BIRMINGHAM was an obvious place for the Tories to hold their conference. The mayor of the West Midlands, Andy Street, is a Conservative. Central Birmingham is a far better place for conferences than Manchester (where the Tories had their conference last year) or Liverpool (where Labour had their conference last week). There are dozens of excellent restaurants and bars within walking distance.

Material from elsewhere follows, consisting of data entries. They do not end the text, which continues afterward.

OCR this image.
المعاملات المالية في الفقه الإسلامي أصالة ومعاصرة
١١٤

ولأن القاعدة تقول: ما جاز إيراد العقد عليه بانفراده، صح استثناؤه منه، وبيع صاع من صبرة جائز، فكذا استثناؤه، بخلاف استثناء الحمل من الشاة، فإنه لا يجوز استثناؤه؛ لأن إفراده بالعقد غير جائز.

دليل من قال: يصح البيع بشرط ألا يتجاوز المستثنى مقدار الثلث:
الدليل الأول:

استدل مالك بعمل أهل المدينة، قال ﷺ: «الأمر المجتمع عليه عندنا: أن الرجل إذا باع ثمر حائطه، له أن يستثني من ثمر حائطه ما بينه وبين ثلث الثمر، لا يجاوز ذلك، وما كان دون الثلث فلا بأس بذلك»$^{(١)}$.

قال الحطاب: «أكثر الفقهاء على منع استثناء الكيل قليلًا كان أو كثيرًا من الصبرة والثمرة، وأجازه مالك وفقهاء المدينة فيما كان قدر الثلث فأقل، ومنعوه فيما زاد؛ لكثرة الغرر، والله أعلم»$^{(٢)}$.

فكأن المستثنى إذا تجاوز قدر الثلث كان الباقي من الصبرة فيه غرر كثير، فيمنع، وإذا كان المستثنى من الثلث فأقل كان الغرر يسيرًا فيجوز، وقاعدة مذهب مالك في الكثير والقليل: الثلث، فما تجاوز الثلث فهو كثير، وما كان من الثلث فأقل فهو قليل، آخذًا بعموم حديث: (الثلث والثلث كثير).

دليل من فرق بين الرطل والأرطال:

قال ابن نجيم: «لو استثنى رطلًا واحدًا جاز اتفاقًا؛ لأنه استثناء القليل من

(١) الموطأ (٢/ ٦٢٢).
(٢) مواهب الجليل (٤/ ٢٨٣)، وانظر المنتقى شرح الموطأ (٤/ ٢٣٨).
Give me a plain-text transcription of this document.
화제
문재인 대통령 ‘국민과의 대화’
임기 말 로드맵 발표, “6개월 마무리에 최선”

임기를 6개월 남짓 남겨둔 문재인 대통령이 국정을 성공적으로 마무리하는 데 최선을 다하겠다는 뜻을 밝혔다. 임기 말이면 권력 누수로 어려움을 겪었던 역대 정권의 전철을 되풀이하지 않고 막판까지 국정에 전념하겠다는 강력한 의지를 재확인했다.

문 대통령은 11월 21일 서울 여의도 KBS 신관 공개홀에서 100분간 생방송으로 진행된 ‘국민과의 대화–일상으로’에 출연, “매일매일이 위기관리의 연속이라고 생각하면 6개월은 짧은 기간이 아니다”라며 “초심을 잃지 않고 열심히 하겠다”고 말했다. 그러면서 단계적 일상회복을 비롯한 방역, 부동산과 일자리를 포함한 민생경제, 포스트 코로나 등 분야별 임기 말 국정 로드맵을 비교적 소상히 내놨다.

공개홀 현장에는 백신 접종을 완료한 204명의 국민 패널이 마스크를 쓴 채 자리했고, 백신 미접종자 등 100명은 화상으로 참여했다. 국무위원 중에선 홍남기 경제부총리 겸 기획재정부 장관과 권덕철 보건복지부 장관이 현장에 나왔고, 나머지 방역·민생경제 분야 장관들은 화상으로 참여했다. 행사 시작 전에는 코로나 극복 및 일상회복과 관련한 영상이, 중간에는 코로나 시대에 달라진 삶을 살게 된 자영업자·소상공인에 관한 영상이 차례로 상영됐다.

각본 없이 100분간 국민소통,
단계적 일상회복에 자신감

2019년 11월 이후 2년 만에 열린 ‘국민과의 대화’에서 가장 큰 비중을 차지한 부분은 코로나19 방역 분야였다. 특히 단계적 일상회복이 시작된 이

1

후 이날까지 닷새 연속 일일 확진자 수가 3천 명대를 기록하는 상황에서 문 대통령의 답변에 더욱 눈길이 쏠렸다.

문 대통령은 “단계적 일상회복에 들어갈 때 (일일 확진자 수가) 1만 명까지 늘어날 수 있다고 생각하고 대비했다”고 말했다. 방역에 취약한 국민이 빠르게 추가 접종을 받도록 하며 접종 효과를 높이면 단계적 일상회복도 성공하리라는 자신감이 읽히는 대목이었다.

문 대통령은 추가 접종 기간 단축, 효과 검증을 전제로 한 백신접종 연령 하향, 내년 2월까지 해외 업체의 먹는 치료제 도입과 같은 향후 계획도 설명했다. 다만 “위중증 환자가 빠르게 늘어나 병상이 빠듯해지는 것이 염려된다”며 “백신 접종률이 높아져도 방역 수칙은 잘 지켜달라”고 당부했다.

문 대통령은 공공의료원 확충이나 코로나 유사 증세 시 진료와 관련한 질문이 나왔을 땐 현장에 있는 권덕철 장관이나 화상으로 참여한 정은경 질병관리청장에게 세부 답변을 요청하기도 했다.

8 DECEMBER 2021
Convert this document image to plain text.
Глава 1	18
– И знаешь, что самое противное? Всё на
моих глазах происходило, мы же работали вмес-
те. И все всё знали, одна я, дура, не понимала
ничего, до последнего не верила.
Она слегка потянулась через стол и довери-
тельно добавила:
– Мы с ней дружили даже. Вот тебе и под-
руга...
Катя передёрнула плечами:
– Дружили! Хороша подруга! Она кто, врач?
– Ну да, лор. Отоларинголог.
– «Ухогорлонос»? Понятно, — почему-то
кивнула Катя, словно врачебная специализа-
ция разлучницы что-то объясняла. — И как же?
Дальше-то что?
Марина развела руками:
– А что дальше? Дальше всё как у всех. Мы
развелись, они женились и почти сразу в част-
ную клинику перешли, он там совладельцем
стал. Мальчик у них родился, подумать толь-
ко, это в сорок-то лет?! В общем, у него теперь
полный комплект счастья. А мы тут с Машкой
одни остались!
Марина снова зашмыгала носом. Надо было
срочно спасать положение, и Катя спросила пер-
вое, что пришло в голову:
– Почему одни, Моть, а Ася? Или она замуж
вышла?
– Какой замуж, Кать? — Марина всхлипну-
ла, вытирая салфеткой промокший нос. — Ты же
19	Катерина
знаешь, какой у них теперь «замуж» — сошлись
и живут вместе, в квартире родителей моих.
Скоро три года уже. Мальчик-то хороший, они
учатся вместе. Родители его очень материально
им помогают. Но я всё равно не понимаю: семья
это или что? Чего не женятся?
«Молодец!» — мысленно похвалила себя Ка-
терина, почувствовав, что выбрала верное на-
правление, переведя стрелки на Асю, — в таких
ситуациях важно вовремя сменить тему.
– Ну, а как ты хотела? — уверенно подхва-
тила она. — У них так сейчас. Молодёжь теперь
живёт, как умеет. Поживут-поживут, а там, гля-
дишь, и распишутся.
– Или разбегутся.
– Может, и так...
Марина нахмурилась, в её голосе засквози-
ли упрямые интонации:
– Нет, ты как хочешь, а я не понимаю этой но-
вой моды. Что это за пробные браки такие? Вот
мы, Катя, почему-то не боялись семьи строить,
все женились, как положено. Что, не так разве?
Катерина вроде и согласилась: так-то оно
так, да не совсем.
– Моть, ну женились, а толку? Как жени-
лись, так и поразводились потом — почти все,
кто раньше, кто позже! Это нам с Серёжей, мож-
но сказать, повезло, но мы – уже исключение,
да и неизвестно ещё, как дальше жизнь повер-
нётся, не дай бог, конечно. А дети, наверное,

But Birmingham also comes with a problem: it’s a reminder of the disappointed hopes of the last election. Nick Timothy, formerly Theresa May’s co-chief of staff (along with Fiona Hill) and chief policy adviser, is a Birmingham boy who thought that the answer to his party’s pursuit of a post-Brexit identity lay in his home town. David Cameron had concocted “Notting Hill Conservatism” that was supposed to appeal to urban liberals who liked economic liberalism but worried that traditional conservatives were “nasty”. Mr Timothy’s response was “Erdington conservatism” (named after the district in Birmingham where he grew up) which was supposed to appeal to regular working-class and middle-class people who combined a belief in traditional values with worries about their economic future. Erdington conservatism broke with liberal conservatism in being willing to sanction all sorts of policies to “take back control”: Mr Timothy’s great hero was Joe Chamberlain, a former mayor of Birmingham who championed imperial preference.